Danach konnte ich endlich weiterarbeiten, um vom Abschluss des größten Cannabis-Events in Deutschland zu berichten und persönlich auf der Bühne ein Ende der Stigmatisierung von Cannabis-Patienten einzufordern, die ich wenige Stunde zuvor selbst erlebt hatte. Deshalb hat es mich auch nicht sonderlich überrascht zu erfahren, dass die Einsatzkräfte der Polizei das Patientenareal fast stündlich frequentiert hatten, bis die meisten der Anwesenden Krebs-, Epilepsie- und MS-Kranken die Flucht ergriffen haben. Der legale Konsum von medizinischem Cannabis scheint nicht nur der Berliner Polizei ein Dorn im Auge zu sein, obwohl er angesichts der Dienstvorschrift des vergangenen Jahres eine notwendige medizinische Maßnahme ist. Damals wurde ein Interview, das ich mit einem Cannabis-Patienten im Görlitzer-Park geführt hatte, unsanft und illegal beendet. Immerhin folgte dem unangemessenen Eingriff dann besagte Dienstanweisung.

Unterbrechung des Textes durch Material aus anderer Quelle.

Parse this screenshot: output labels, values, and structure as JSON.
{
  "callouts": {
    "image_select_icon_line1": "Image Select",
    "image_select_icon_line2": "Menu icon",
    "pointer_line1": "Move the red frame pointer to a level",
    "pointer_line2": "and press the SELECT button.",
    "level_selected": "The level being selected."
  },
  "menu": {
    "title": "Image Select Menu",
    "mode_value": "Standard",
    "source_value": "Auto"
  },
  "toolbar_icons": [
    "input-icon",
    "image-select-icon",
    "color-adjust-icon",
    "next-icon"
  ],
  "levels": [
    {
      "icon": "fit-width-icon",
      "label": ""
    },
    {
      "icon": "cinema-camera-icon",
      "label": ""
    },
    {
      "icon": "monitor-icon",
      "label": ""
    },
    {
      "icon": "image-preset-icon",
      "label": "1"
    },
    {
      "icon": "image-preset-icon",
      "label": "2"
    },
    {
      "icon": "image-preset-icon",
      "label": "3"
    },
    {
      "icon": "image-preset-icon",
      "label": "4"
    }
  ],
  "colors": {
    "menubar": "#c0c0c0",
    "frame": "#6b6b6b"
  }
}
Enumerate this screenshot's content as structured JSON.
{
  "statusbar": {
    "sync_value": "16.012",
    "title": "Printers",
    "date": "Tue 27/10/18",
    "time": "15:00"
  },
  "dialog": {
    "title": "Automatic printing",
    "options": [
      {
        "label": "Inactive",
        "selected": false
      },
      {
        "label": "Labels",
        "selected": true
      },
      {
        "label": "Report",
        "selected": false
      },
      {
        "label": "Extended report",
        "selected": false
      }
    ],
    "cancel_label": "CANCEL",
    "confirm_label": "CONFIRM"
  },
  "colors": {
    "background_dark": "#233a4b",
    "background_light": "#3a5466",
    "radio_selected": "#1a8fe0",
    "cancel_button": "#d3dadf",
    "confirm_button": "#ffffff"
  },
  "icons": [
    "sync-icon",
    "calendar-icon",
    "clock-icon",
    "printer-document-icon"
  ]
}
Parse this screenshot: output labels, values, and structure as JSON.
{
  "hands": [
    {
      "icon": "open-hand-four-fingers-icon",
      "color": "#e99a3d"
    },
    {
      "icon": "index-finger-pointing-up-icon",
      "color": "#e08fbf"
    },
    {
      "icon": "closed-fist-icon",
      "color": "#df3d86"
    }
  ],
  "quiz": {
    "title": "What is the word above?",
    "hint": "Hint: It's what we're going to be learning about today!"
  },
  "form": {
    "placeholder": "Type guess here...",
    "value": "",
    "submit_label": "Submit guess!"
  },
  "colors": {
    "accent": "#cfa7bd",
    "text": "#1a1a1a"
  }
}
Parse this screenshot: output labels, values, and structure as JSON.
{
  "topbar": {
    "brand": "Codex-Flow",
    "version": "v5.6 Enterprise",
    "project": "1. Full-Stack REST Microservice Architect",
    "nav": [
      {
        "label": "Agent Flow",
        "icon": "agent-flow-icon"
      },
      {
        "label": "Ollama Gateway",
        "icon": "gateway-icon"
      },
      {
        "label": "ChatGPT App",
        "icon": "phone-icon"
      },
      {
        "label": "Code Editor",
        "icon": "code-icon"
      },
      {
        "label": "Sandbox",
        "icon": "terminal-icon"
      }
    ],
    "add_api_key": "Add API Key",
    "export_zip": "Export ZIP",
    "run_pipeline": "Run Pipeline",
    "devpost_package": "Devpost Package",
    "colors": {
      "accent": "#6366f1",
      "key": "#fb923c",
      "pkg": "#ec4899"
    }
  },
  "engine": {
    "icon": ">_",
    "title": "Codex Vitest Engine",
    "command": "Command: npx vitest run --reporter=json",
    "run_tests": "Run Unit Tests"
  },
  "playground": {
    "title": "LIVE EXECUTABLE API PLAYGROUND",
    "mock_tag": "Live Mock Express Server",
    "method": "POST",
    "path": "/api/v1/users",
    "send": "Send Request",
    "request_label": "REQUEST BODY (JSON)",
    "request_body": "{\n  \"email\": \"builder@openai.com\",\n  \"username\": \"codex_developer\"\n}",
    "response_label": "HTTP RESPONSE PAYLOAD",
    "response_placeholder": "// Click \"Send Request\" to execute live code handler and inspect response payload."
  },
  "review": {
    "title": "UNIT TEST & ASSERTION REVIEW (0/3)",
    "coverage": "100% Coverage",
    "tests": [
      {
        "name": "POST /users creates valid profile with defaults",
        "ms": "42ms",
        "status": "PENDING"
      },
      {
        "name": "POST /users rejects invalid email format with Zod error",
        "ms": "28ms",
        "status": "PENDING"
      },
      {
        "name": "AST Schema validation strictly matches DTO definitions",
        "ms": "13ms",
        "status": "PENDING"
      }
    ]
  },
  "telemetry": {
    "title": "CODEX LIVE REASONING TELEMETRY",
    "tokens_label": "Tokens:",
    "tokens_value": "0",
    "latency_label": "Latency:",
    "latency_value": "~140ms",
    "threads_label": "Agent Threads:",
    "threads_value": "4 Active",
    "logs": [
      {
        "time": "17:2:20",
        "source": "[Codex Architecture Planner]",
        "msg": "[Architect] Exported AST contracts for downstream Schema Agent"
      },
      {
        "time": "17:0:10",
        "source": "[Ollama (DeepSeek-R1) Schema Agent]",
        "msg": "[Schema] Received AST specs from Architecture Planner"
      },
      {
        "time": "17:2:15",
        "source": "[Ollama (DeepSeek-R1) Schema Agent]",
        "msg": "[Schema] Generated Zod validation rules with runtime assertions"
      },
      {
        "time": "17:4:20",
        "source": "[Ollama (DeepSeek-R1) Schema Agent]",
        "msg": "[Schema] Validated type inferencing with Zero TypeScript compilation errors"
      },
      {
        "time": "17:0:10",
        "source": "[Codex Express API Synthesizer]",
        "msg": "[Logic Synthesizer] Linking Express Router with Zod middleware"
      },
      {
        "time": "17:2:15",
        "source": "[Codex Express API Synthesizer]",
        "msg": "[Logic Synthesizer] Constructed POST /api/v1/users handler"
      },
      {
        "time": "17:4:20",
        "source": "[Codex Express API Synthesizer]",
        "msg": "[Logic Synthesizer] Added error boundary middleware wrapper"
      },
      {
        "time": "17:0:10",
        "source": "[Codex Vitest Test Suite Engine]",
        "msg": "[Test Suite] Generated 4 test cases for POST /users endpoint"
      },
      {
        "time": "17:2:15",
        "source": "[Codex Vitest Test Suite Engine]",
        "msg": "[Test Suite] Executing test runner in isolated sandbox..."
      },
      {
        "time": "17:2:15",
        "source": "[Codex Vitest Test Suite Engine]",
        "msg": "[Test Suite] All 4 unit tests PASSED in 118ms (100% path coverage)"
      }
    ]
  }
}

Grundsätzliches muss endlich geklärt werden
Ich bin bei Weitem nicht der einzige Cannabis-Patient, der Kinder hat. Ich bin selbstverständlich verpflichtet, meinen Kindern keinen Zugang zu meinem Medikament zu ermöglichen. Das nennt sich „Betäubungsmittelsicherheit“ und ist der Grund, weshalb ich mein Gras aus der Apotheke zuhause in einem Mini-Safe aufbewahre. Folglich achte ich auch in den eigenen vier Wänden darauf, dass mein Nachwuchs dem Rauch oder dem Dampf nie ausgesetzt wird, indem ich nur alleine im und am offenen Fenster rauche. Allerdings verheimliche ich meine Medikation nicht, im Gegenteil. Alle Kinder sind diesbezüglich aufgeklärt, schließlich möchte ich ja nicht, dass Kinder Drogen oder meine Medizin ausprobieren, weder aus Neugier noch aus Versehen. Außerhalb der eigenen vier Wände muss ich allerdings in Sichtweite meiner Kinder bleiben, um meine Aufsichtspflicht nicht zu vernachlässigen. Meine ärztliche Verordnung sieht vor, dass ich 6-12 mal am Tag kleine Dosen Cannabis inhaliere. Nur so kann ich schmerzfrei leben, arbeiten und meine Kinder versorgen. Ich kann ja schlecht zu einem sechsjährigen Jungen sagen :“Papa biegt mal kurz um‘s Eck und tut ein wenig heimlich, warte mal alleine hier.“ Für mich ist medizinisches Cannabis genauso wichtig wie Schmerzpflaster für andere und für den Konsum muss ich mich weder schämen noch verstecken. Ich versuche natürlich, wie es in den Regeln für Cannabis-Patienten heißt, nicht „ostentativ“ zu kiffen und setze meine Kinder auch nie meinem Exhalat aus. Doch zur Wahrung meiner Aufsichtspflicht darf ich die Kinder selbst dann nicht aus den Augen lassen, wenn ich meine Medizin nehmen muss. Besonders nicht auf großen Events, auf Reisen, dem Spielplatz oder im Vergnügungspark. Ich halte mich diesbezüglich penibel an das Nichtraucherschutzgesetz und gehe deshalb auf dem Spielplatz zum Inhalieren vor den Zaun. Das würde ich mir von so manchem Zigaretten rauchenden Elternteil ebenfalls wünschen. Oder ich setzte meine Kinder, wievorgestern geschehen, unter Aufsicht ein paar Meter weg vom Geschehen, sofern wir uns draußen aufhalten. Trotzdem müssen sie wissen, dass ich Medizin nehme, die nur für Erwachsene ist und deren Rauch Kinder nicht einatmen sollen. Die verstehen das schon mit drei, die Polizei braucht anscheinend ein paar Jahre mehr.”